Some ministers portray Whitehall as wasteful, with the aim of winning support for cuts to salaries, pensions, jobs and, now, terms & conditions. Another group of politicians, railing against the slow pace of delivery and the constraints presented to them by officials, believe that their policies would work out fine if only civil servants could be forced to obey them. And a third group – including many civil servants as well as politicians – complain that Whitehall lacks the skills and capabilities to deliver policies effectively. Unfortunately, the assaults mounted by the first two cohorts – the first rooted in hard political calculations, the second in frustration and a misunderstanding of the civil service’s role – are undermining the efforts of the third group.
Sensible leaders know that, to reform and improve delivery skills, they must first engage the workforce with the task. In 2006 Tory HQ recognised this, and the party’s Public Services Improvement Policy Group criticised Labour ministers for attacking public servants: “A private corporation which publicly shamed its employees in the way that government has done in recent years would not long survive,” it said. Yet now Tories launch indiscriminate broadsides that risk creating a mood of sullen recalcitrance.

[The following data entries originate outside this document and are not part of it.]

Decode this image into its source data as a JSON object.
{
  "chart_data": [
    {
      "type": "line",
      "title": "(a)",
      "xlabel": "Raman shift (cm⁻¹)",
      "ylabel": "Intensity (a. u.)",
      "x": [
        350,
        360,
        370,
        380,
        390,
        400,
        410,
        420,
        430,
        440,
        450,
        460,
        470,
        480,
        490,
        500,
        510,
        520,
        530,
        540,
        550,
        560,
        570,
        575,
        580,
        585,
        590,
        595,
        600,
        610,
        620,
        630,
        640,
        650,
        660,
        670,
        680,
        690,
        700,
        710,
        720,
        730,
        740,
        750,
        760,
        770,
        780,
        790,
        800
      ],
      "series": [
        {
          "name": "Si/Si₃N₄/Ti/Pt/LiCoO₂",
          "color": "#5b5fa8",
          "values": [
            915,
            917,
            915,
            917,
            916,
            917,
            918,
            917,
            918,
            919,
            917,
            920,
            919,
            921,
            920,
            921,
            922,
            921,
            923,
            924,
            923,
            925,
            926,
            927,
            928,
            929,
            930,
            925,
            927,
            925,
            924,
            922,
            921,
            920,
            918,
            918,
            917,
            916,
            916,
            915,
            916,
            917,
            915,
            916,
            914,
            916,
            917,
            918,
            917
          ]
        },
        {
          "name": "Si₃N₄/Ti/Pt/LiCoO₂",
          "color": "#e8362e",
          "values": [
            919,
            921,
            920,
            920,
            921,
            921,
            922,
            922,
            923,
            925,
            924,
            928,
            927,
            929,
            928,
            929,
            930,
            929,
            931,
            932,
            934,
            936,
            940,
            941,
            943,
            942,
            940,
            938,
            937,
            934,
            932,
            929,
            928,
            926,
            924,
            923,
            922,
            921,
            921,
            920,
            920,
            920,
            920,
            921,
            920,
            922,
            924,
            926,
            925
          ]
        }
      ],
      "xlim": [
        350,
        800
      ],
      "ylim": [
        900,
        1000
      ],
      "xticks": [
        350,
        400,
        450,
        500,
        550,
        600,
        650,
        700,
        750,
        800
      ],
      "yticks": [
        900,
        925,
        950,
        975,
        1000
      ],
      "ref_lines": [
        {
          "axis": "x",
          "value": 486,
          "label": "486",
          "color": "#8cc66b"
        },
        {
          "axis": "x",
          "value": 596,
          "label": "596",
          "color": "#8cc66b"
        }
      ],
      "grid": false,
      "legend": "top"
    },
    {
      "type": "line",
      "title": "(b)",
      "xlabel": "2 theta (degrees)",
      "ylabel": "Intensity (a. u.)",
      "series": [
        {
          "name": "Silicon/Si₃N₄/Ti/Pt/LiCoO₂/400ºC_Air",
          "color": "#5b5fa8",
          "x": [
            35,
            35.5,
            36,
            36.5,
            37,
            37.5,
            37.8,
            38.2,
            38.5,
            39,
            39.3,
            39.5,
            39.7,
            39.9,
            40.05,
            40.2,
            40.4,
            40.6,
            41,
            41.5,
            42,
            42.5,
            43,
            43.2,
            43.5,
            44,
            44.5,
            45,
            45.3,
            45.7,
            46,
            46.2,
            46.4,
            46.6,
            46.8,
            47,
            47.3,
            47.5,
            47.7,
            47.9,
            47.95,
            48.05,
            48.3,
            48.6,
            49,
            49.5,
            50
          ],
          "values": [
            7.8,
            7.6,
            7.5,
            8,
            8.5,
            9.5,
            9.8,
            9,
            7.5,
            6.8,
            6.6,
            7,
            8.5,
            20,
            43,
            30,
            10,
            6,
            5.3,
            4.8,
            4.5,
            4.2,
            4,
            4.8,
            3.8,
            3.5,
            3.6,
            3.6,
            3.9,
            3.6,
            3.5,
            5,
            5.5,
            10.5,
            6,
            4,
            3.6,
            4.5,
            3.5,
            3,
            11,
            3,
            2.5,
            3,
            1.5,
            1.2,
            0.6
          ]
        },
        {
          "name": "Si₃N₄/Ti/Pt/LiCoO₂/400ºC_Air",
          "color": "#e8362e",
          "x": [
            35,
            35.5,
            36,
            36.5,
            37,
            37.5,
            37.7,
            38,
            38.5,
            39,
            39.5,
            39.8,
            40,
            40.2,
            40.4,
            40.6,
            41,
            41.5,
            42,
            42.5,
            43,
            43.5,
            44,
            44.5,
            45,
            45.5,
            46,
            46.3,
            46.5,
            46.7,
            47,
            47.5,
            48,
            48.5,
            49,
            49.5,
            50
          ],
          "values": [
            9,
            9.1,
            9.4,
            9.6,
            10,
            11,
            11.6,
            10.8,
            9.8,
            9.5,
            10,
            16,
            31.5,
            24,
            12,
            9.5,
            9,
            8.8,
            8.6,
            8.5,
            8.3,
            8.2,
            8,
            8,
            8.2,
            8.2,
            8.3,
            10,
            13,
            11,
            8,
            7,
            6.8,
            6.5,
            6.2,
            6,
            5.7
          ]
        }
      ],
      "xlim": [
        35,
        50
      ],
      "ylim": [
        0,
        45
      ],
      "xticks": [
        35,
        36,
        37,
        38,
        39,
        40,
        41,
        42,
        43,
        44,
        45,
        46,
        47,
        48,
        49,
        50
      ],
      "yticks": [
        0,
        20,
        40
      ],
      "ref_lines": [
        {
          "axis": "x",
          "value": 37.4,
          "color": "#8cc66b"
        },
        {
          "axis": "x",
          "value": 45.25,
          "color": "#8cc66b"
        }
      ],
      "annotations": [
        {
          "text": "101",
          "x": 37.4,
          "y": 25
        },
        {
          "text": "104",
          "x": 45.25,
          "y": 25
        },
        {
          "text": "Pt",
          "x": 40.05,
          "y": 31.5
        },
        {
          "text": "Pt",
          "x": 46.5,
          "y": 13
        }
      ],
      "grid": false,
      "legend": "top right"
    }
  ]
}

As scrutiny of the West Coast Mainline debacle reveals (see news feature), parts of the civil service do urgently need to improve in areas such as management and procurement. But it’s clear that the cuts have seriously weakened the DfT’s abilities here – not only because a hasty reorganisation weakened continuity of leadership and sucked away essential skills, but also because the Cabinet Office’ spending controls ruled out the high professional salaries or external advice that might have filled those gaps.
Here, the spending controls have proved an overly blunt instrument (see news article). Essential at first to force officials to question every budget line, they are nonetheless a constraint on the civil service’s ability to do its job. Ultimately, the best tools to catalyse deeper civil service reform are the efforts of departmental managers, staff engagement, and the empowerment of top leaders – none of which can be mandated by central diktat. There is substantial support for reform inside Whitehall, and most changes – those designed to cut spending as well as to build capabilities – would be far easier to implement if civil servants were engaged rather than bludgeoned.

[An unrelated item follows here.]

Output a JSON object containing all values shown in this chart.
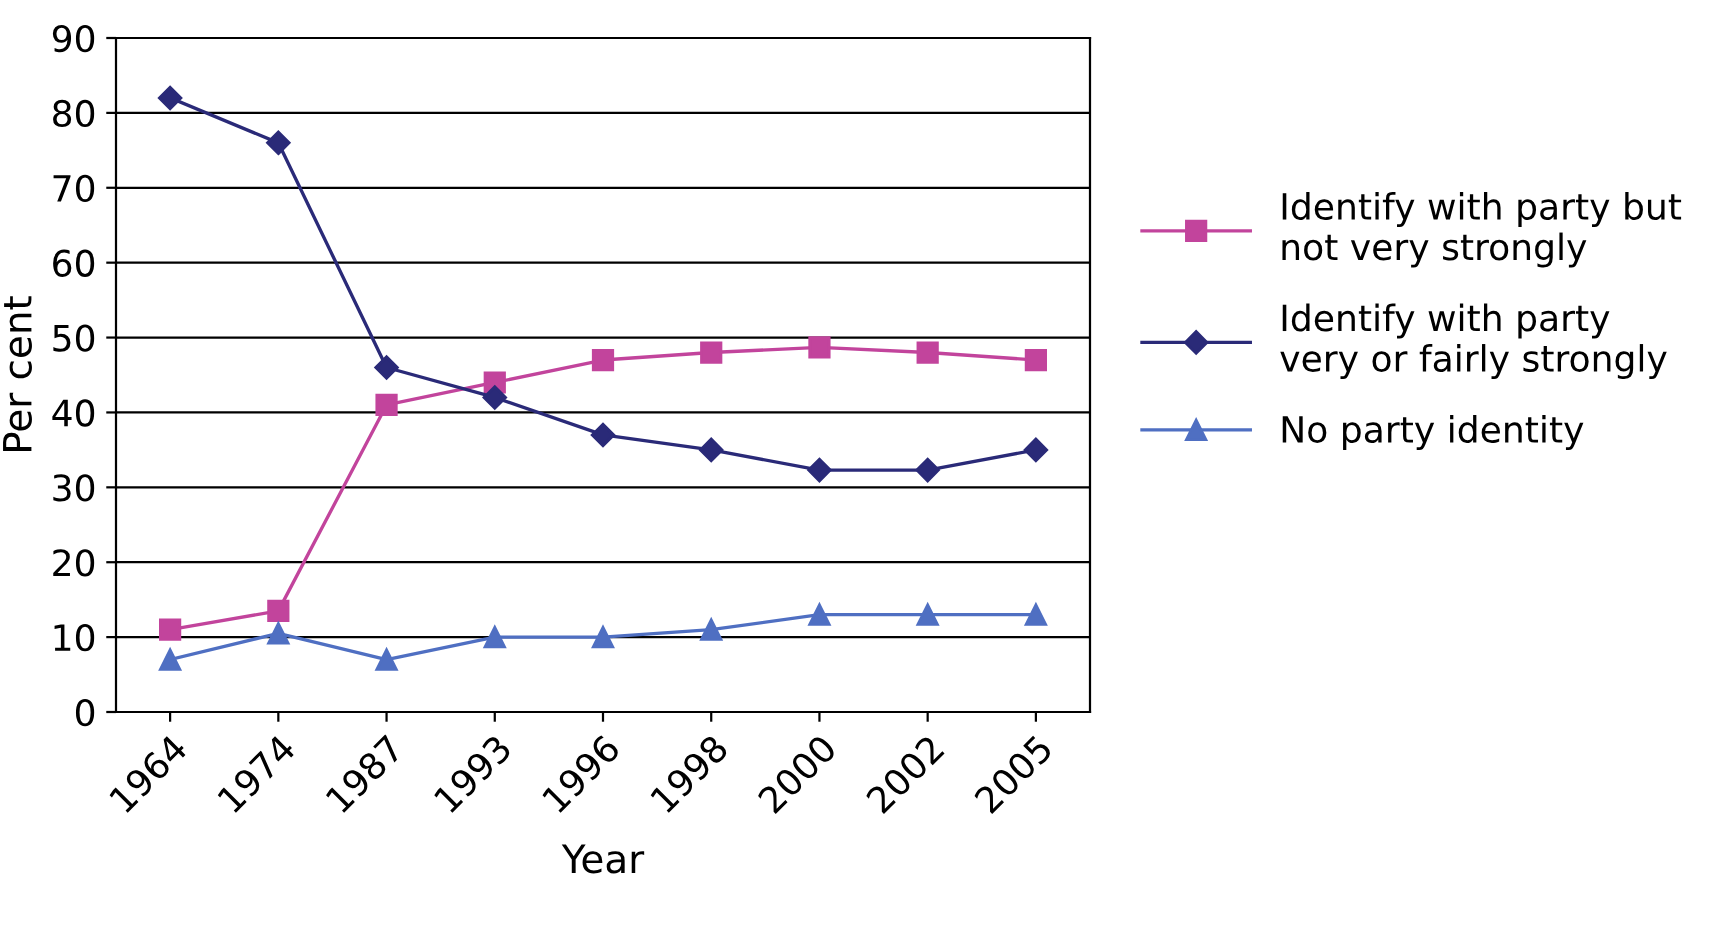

That leaves the third debate – and the constitutional issues around civil service accountability should be discussed quite separately, for there’s no reason to think that giving ministers more power in Whitehall would help cut civil service costs or improve capabilities. This, ultimately, would be a debate about which group is more trusted: civil servants, or politicians. And in CSW’s more cynical moments, the thought occurs that maybe that fact explains why some of those who want to tighten accountability seem so keen to conflate these three distinct issues in the first place.